Safe Spaces And Dangerous Places


I've come to the conclusion that one of the most dangerous places around is home. Not physically, but from the perspective of free speech. I arrived at that determination after learning that one of the reasons that academic institutions were establishing “safe spaces” was that students wanted a place to express their own opinions, and didn't want to hear someone offering anything that was in conflict with it. It's likely that in their own homes they were expected to be seen but not heard. So what they couldn't say at home was what they sought to have a place to say in the university.

It's a noble idea to want to exercise your right of free speech, although I think that the students, and more regrettably the universities, are missing the point. It was my (naïve) belief that one of the main purpose of higher education was to expose the students to ideas that differed from the ones with which they were familiar. It was all part of the learning process, and the goal was to prepare students for the “real” world where they would have to hear such ideas and analyze them so they could make their own decisions.

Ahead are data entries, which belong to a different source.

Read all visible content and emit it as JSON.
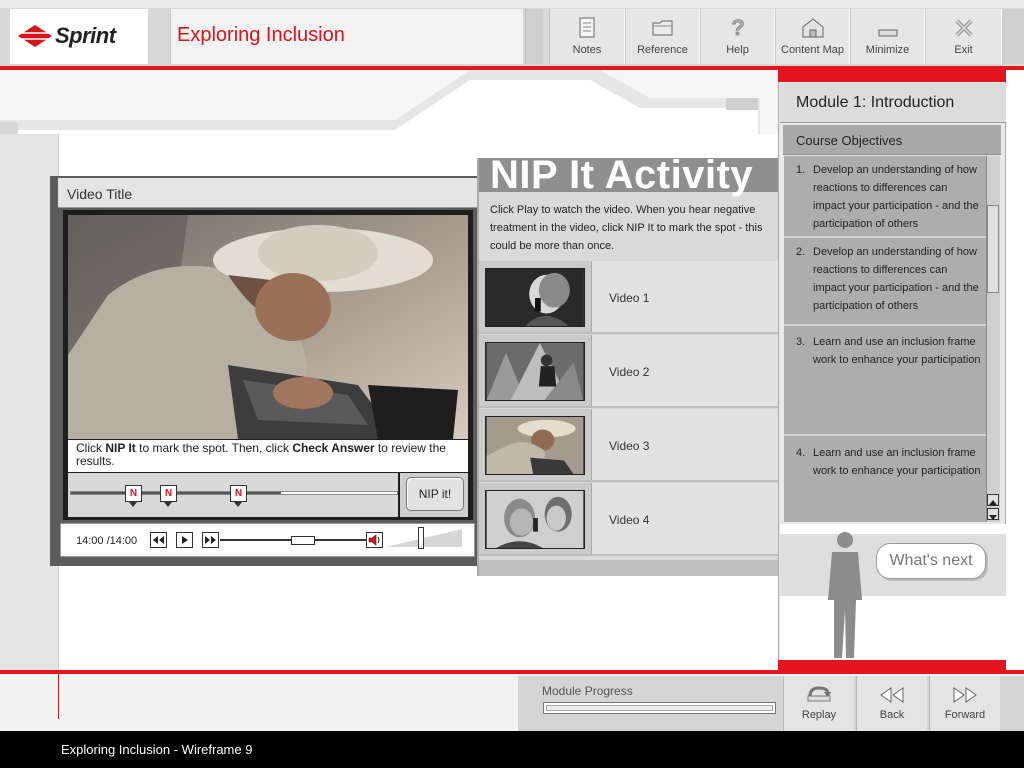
{
  "header": {
    "logo_text": "Sprint",
    "course_title": "Exploring Inclusion",
    "toolbar": [
      {
        "label": "Notes",
        "icon": "notes-icon"
      },
      {
        "label": "Reference",
        "icon": "folder-icon"
      },
      {
        "label": "Help",
        "icon": "question-icon"
      },
      {
        "label": "Content Map",
        "icon": "map-icon"
      },
      {
        "label": "Minimize",
        "icon": "minimize-icon"
      },
      {
        "label": "Exit",
        "icon": "close-icon"
      }
    ]
  },
  "video_panel": {
    "title": "Video Title",
    "instruction_parts": [
      "Click ",
      "NIP It",
      " to mark the spot. Then, click ",
      "Check Answer",
      " to review the results."
    ],
    "markers": [
      "N",
      "N",
      "N"
    ],
    "nip_button": "NIP it!",
    "time": "14:00 /14:00"
  },
  "activity": {
    "title": "NIP It Activity",
    "instructions": "Click Play to watch the video. When you hear negative treatment in the video, click NIP It to mark the spot - this could be more than once.",
    "videos": [
      "Video 1",
      "Video 2",
      "Video 3",
      "Video 4"
    ]
  },
  "sidebar": {
    "module_title": "Module 1: Introduction",
    "objectives_title": "Course Objectives",
    "objectives": [
      {
        "num": "1.",
        "text": "Develop an understanding of how reactions to differences can impact your participation - and the participation of others"
      },
      {
        "num": "2.",
        "text": "Develop an understanding of how reactions to differences can impact your participation - and the participation of others"
      },
      {
        "num": "3.",
        "text": "Learn and use an inclusion frame work to enhance your participation"
      },
      {
        "num": "4.",
        "text": "Learn and use an inclusion frame work to enhance your participation"
      }
    ],
    "whats_next": "What's next"
  },
  "footer": {
    "progress_label": "Module Progress",
    "nav": [
      {
        "label": "Replay",
        "icon": "replay-icon"
      },
      {
        "label": "Back",
        "icon": "back-icon"
      },
      {
        "label": "Forward",
        "icon": "forward-icon"
      }
    ],
    "status_text": "Exploring Inclusion - Wireframe 9"
  },
  "colors": {
    "accent_red": "#e4151f",
    "title_red": "#d9141b",
    "panel_gray": "#d9d9d9"
  }
}
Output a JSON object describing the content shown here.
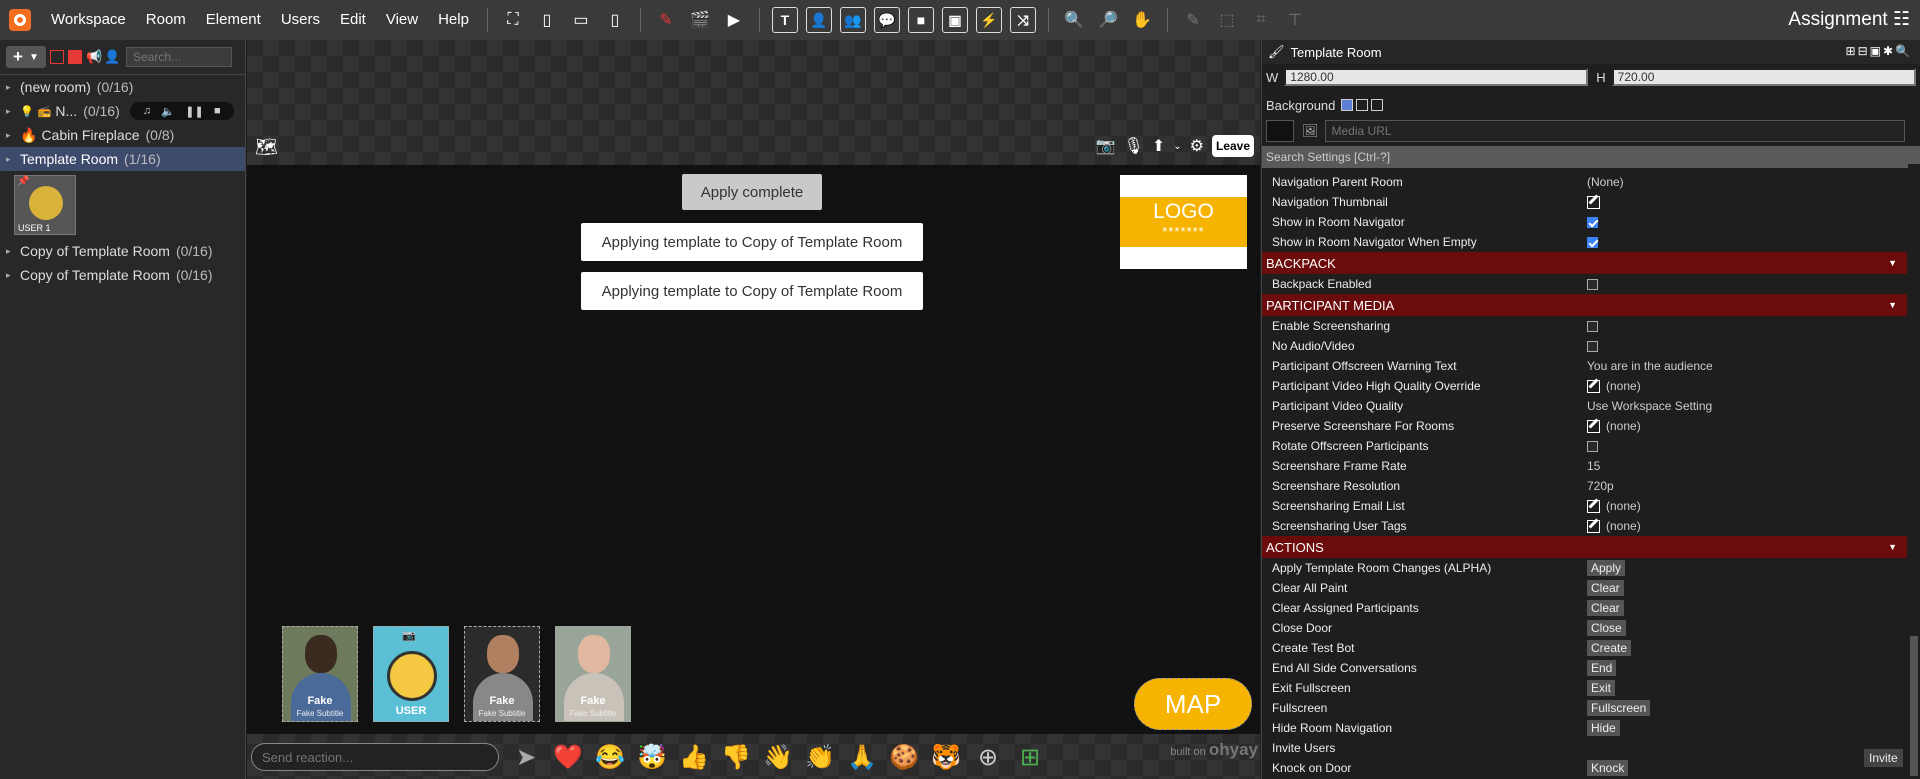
{
  "menubar": {
    "menus": [
      "Workspace",
      "Room",
      "Element",
      "Users",
      "Edit",
      "View",
      "Help"
    ],
    "assignment_label": "Assignment"
  },
  "sidebar": {
    "search_placeholder": "Search...",
    "rooms": [
      {
        "name": "(new room)",
        "count": "(0/16)"
      },
      {
        "name": "N...",
        "count": "(0/16)"
      },
      {
        "name": "Cabin Fireplace",
        "count": "(0/8)"
      },
      {
        "name": "Template Room",
        "count": "(1/16)"
      },
      {
        "name": "Copy of Template Room",
        "count": "(0/16)"
      },
      {
        "name": "Copy of Template Room",
        "count": "(0/16)"
      }
    ],
    "user_tile_label": "USER 1"
  },
  "stage": {
    "leave_label": "Leave",
    "toasts": {
      "apply_complete": "Apply complete",
      "applying_1": "Applying template to Copy of Template Room",
      "applying_2": "Applying template to Copy of Template Room"
    },
    "logo": {
      "title": "LOGO",
      "stars": "*******"
    },
    "tiles": [
      {
        "name": "Fake",
        "sub": "Fake Subtitle"
      },
      {
        "name": "USER",
        "sub": ""
      },
      {
        "name": "Fake",
        "sub": "Fake Subtitle"
      },
      {
        "name": "Fake",
        "sub": "Fake Subtitle"
      }
    ],
    "map_label": "MAP",
    "reaction_placeholder": "Send reaction...",
    "built_on": "built on",
    "brand": "ohyay"
  },
  "props": {
    "title": "Template Room",
    "w_label": "W",
    "w_value": "1280.00",
    "h_label": "H",
    "h_value": "720.00",
    "background_label": "Background",
    "media_url_placeholder": "Media URL",
    "search_settings": "Search Settings [Ctrl-?]",
    "rows_a": [
      {
        "k": "Navigation Parent Room",
        "v": "(None)"
      },
      {
        "k": "Navigation Thumbnail",
        "v": ""
      },
      {
        "k": "Show in Room Navigator",
        "v": ""
      },
      {
        "k": "Show in Room Navigator When Empty",
        "v": ""
      }
    ],
    "section_backpack": "BACKPACK",
    "backpack_enabled": "Backpack Enabled",
    "section_media": "PARTICIPANT MEDIA",
    "rows_media": [
      {
        "k": "Enable Screensharing",
        "v": ""
      },
      {
        "k": "No Audio/Video",
        "v": ""
      },
      {
        "k": "Participant Offscreen Warning Text",
        "v": "You are in the audience"
      },
      {
        "k": "Participant Video High Quality Override",
        "v": "(none)"
      },
      {
        "k": "Participant Video Quality",
        "v": "Use Workspace Setting"
      },
      {
        "k": "Preserve Screenshare For Rooms",
        "v": "(none)"
      },
      {
        "k": "Rotate Offscreen Participants",
        "v": ""
      },
      {
        "k": "Screenshare Frame Rate",
        "v": "15"
      },
      {
        "k": "Screenshare Resolution",
        "v": "720p"
      },
      {
        "k": "Screensharing Email List",
        "v": "(none)"
      },
      {
        "k": "Screensharing User Tags",
        "v": "(none)"
      }
    ],
    "section_actions": "ACTIONS",
    "actions": [
      {
        "k": "Apply Template Room Changes (ALPHA)",
        "v": "Apply"
      },
      {
        "k": "Clear All Paint",
        "v": "Clear"
      },
      {
        "k": "Clear Assigned Participants",
        "v": "Clear"
      },
      {
        "k": "Close Door",
        "v": "Close"
      },
      {
        "k": "Create Test Bot",
        "v": "Create"
      },
      {
        "k": "End All Side Conversations",
        "v": "End"
      },
      {
        "k": "Exit Fullscreen",
        "v": "Exit"
      },
      {
        "k": "Fullscreen",
        "v": "Fullscreen"
      },
      {
        "k": "Hide Room Navigation",
        "v": "Hide"
      },
      {
        "k": "Invite Users",
        "v": ""
      },
      {
        "k": "Knock on Door",
        "v": "Knock"
      }
    ],
    "invite_label": "Invite"
  },
  "colors": {
    "accent": "#f6b400",
    "section": "#6b0b0b",
    "selected_room": "#3d4a6b"
  }
}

Perhaps I was mistaken, and I am confused about the role of the university. If those in academia consider their obligation to be to make students comfortable, the approach is reasonable. As would more parties be, except that some of their charges may take such revelry as a form of “microaggression,” and they might be offended and protest.

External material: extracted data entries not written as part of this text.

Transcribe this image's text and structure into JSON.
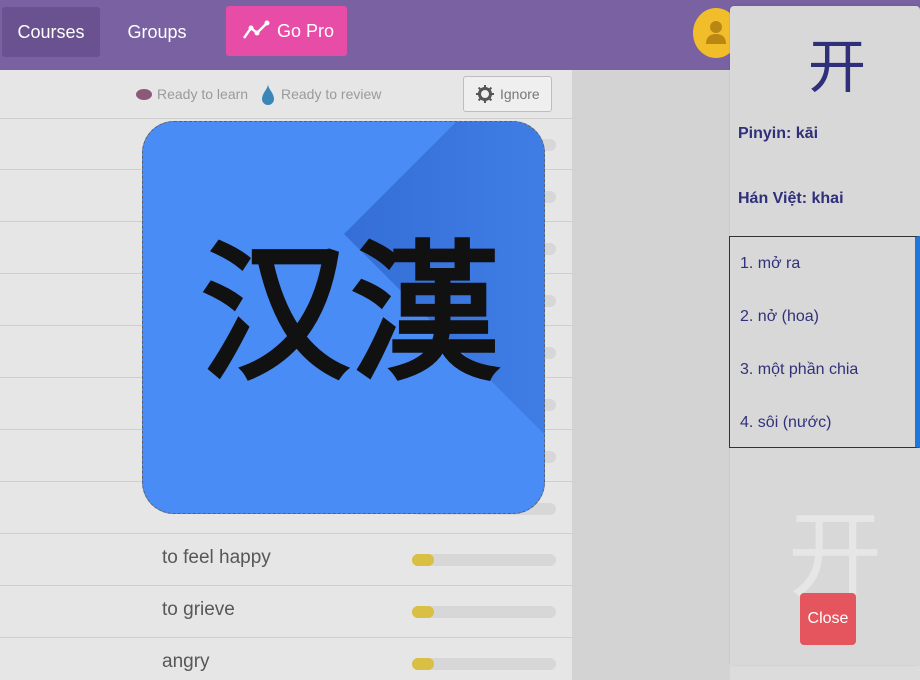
{
  "header": {
    "nav_courses": "Courses",
    "nav_groups": "Groups",
    "go_pro": "Go Pro"
  },
  "toolbar": {
    "ready_to_learn": "Ready to learn",
    "ready_to_review": "Ready to review",
    "ignore": "Ignore"
  },
  "logo": {
    "text": "汉漢"
  },
  "rows": [
    {
      "label": "to feel happy",
      "progress": 0.15
    },
    {
      "label": "to grieve",
      "progress": 0.15
    },
    {
      "label": "angry",
      "progress": 0.15
    }
  ],
  "detail": {
    "character": "开",
    "pinyin": "Pinyin: kāi",
    "han_viet": "Hán Việt: khai",
    "meanings": [
      "1. mở ra",
      "2. nở (hoa)",
      "3. một phần chia",
      "4. sôi (nước)"
    ],
    "ghost_character": "开",
    "close": "Close"
  },
  "colors": {
    "header": "#7a61a2",
    "pro": "#e74da7",
    "avatar": "#f2bd2b",
    "progress": "#d9bf43",
    "close": "#e5555d",
    "meaning_border": "#1f76df",
    "logo": "#4a8cf5"
  }
}
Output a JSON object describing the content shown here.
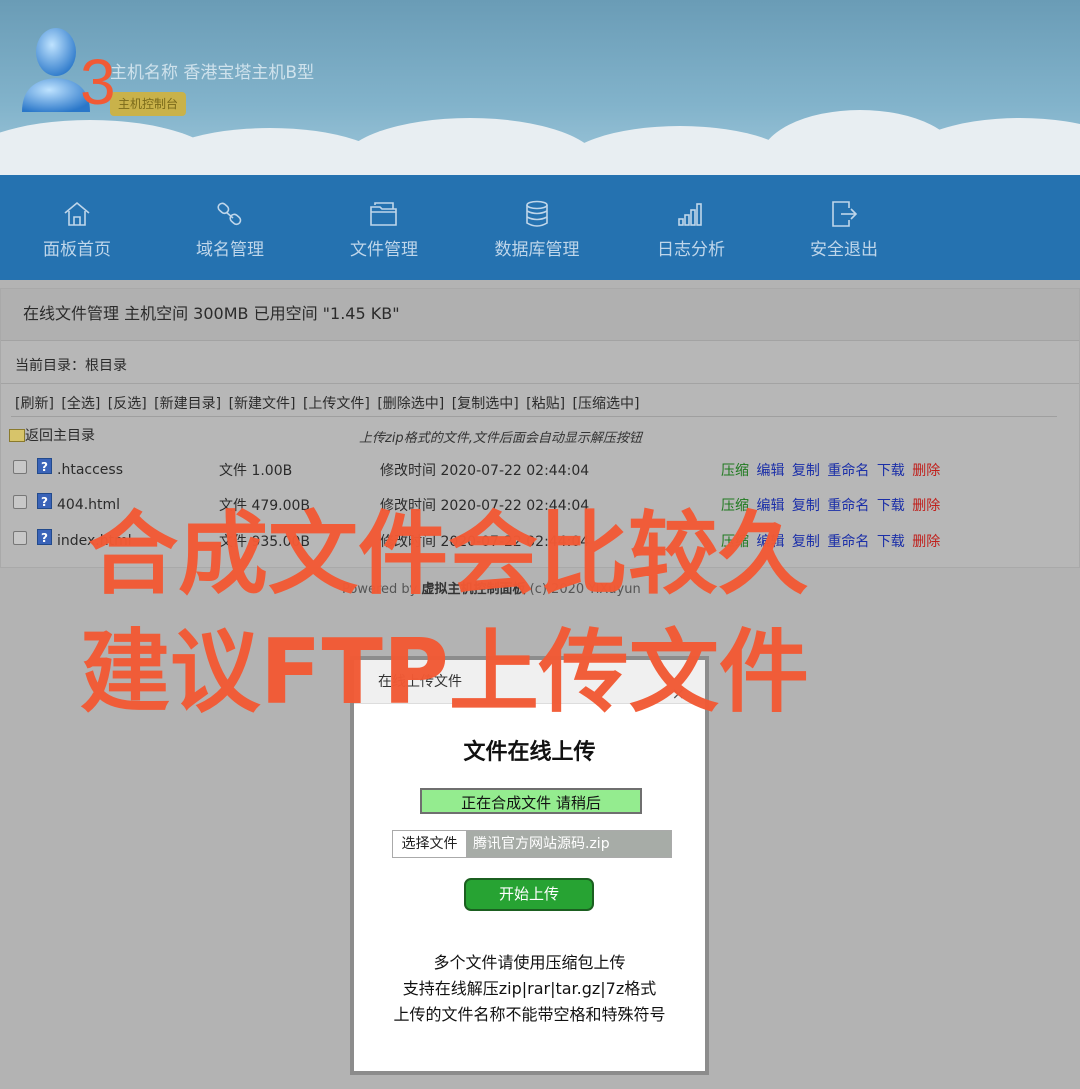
{
  "header": {
    "host_label": "主机名称 香港宝塔主机B型",
    "console_badge": "主机控制台",
    "annotation_number": "3"
  },
  "nav": {
    "items": [
      {
        "label": "面板首页",
        "icon": "home-icon"
      },
      {
        "label": "域名管理",
        "icon": "link-icon"
      },
      {
        "label": "文件管理",
        "icon": "folder-icon"
      },
      {
        "label": "数据库管理",
        "icon": "database-icon"
      },
      {
        "label": "日志分析",
        "icon": "bar-chart-icon"
      },
      {
        "label": "安全退出",
        "icon": "logout-icon"
      }
    ]
  },
  "panel": {
    "title": "在线文件管理 主机空间 300MB 已用空间 \"1.45 KB\"",
    "current_dir": "当前目录：根目录",
    "toolbar": [
      "[刷新]",
      "[全选]",
      "[反选]",
      "[新建目录]",
      "[新建文件]",
      "[上传文件]",
      "[删除选中]",
      "[复制选中]",
      "[粘贴]",
      "[压缩选中]"
    ],
    "back_label": "返回主目录",
    "zip_hint": "上传zip格式的文件,文件后面会自动显示解压按钮",
    "files": [
      {
        "name": ".htaccess",
        "size": "文件 1.00B",
        "modified": "修改时间 2020-07-22 02:44:04"
      },
      {
        "name": "404.html",
        "size": "文件 479.00B",
        "modified": "修改时间 2020-07-22 02:44:04"
      },
      {
        "name": "index.html",
        "size": "文件 935.00B",
        "modified": "修改时间 2020-07-22 02:44:04"
      }
    ],
    "actions": {
      "zip": "压缩",
      "edit": "编辑",
      "copy": "复制",
      "rename": "重命名",
      "download": "下载",
      "delete": "删除"
    },
    "powered_prefix": "Powered by ",
    "powered_brand": "虚拟主机控制面板",
    "powered_suffix": " (c) 2020 YiXuyun"
  },
  "modal": {
    "header": "在线上传文件",
    "close": "×",
    "title": "文件在线上传",
    "status": "正在合成文件 请稍后",
    "choose_button": "选择文件",
    "chosen_file": "腾讯官方网站源码.zip",
    "upload_button": "开始上传",
    "notes": [
      "多个文件请使用压缩包上传",
      "支持在线解压zip|rar|tar.gz|7z格式",
      "上传的文件名称不能带空格和特殊符号"
    ]
  },
  "annotation": {
    "line1": "合成文件会比较久",
    "line2": "建议FTP上传文件",
    "color": "#f25a35"
  }
}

Or perhaps I am misunderstanding both the university's goal and the way that it is satisfying student needs during the time that it is broadening their perspectives. Unlikely as it may be, the path to the toleration, and, indeed, the celebration, of real free speech and education may be viewed as requiring students to be led there slowly. And universities bay be subtly trying to bring their novices to that path.

Trying to imagine how that might be done, I wonder if what these in loco parentis institutions do is to assign every new student to a single room where there is no one to disagree with him (or her). Any visitor to that room will be expected to agree with all the opinions he expresses. And that means that when he visits a friend in another room – and college freshmen (and women) are a gregarious lot – it is incumbent on him to listen to, and to agree with, the views expressed by the room's occupant. Whether or not he agrees with what he hears, if he wants friends he'll have to tolerate their views. Maybe he'll even pay attention to what they think, and the thinking behind it. Sometimes the views of others make sense.

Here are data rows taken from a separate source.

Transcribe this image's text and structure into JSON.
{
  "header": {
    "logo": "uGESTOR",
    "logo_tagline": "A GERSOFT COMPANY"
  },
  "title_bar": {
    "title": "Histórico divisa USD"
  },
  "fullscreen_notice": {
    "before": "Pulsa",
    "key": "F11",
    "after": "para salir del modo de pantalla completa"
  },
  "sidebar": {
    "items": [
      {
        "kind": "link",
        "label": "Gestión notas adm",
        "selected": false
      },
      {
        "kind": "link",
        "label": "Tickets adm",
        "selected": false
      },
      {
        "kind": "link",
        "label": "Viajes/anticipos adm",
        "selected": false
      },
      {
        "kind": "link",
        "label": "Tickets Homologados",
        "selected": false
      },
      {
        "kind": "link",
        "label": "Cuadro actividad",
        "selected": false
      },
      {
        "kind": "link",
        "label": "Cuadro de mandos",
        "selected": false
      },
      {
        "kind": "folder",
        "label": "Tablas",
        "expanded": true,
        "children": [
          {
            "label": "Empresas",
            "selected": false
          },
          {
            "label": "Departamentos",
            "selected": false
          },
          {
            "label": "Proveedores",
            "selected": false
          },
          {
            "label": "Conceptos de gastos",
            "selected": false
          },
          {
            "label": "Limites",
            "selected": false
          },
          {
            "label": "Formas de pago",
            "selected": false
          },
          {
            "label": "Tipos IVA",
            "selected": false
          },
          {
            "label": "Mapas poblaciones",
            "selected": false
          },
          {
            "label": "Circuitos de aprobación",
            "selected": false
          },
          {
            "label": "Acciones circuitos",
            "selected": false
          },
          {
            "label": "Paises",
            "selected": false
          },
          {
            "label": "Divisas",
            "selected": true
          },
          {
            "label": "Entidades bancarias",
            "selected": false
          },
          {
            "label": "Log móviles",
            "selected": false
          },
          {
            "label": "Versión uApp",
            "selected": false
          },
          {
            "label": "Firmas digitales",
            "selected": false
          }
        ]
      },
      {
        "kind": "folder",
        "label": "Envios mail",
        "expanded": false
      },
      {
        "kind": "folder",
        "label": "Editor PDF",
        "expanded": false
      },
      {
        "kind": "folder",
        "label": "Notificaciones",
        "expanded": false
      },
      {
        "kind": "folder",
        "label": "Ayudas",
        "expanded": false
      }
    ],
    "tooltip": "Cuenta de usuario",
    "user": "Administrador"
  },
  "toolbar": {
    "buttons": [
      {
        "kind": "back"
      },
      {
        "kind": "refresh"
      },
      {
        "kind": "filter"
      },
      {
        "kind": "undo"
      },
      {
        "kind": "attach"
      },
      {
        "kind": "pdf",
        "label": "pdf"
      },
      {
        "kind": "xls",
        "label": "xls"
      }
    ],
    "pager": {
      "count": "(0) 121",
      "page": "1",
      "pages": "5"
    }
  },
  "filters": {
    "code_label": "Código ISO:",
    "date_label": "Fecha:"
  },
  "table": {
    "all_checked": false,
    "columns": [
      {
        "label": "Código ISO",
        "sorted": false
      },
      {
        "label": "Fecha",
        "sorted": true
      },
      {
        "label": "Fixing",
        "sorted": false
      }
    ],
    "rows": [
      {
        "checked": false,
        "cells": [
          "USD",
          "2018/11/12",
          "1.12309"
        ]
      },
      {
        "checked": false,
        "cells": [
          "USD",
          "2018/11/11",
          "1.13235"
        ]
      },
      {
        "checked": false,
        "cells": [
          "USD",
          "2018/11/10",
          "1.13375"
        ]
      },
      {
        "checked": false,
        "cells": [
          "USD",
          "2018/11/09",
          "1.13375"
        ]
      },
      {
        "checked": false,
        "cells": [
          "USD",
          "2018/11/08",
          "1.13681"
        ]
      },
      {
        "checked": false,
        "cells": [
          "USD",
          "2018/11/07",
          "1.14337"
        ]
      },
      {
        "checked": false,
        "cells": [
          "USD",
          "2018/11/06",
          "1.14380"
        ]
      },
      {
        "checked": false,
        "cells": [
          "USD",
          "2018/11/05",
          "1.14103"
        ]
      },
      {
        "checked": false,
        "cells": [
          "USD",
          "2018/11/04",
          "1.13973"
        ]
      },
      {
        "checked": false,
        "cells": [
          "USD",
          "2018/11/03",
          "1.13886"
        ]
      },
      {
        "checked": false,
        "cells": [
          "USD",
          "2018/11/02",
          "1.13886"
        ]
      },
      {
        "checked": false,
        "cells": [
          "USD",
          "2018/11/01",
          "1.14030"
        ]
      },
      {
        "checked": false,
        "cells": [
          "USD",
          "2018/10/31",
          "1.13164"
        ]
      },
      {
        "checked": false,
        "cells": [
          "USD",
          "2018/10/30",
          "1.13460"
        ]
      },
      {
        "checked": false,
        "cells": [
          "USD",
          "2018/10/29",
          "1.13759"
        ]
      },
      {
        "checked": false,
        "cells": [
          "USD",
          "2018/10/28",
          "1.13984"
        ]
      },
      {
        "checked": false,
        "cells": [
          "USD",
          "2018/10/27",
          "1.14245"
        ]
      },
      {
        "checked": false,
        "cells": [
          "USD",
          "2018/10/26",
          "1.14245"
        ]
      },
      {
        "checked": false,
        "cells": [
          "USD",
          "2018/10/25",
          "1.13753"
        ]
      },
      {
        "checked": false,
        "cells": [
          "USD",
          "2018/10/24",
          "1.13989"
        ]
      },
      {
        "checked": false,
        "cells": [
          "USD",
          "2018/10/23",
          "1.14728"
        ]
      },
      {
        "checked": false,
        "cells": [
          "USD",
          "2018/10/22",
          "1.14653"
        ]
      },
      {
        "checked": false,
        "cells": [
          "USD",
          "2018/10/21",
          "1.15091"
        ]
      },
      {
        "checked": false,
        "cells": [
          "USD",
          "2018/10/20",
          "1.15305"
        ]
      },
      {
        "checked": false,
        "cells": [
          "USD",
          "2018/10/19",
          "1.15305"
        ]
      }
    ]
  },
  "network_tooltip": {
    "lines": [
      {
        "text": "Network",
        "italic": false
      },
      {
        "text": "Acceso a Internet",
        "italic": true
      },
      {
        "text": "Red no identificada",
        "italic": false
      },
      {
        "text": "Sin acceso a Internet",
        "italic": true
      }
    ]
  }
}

Having said it, however, I don't believe it. From what I've seen in the media, I am of the opinion that the universities are among the most dangerous places for learning that exist. Blame it on society itself if you choose, but there is an increasing focus on the spoken word and its implications. Fearing offending others and the “slippery slope” of faulting those who fault our society, students slide, instead on the slippery slope of intolerance of opinions that they think may not be popular or in keeping with their own. They don't want to hear them, and they don't want others to hear them. Instead of free speech, which they claim to support, they favor limiting speech to fashionable opinions – opinions in which they've been indoctrinated.

And the universities are supportive. Many of the faculty came of age at a time when rebellion and opposition to “the establishment” were de rigueur and they applaud, and encourage, such an approach on the part of those under their tutelage. It is their mission to inculcate distrust in them – distrust of the culture in which they live and distrust of any who support it or who disagree with them. People like that are wrong and have no right to be heard. They're Nazis, or supporters of apartheid, and their views are invalid and disruptive. Disrupting them is perfectly right and necessary.

And university administrations all too often cower before such forces. “Cower” may be the wrong word because it implies an unwilling surrender to superior forces. (Superior in strength, not wisdom.) All-too-often, unfortunately, the administrations agree with the actions of the masses. It's easy to attribute to inexperience and fearfulness, to the apprehension that faculty, students, and, most importantly, the press will view them as supporting unfashionable causes if they take a stand against mob censorship, so they either take no action against protesters or support them. The university is not a safe place for those who don't agree with majority opinion, even if that opinion is uninformed.

Home may be seen as dangerous, but the places to which many of our youth – and the teachers of the future – “escape” are far worse. Indeed, they are not safe spaces but the most dangerous to which they can go.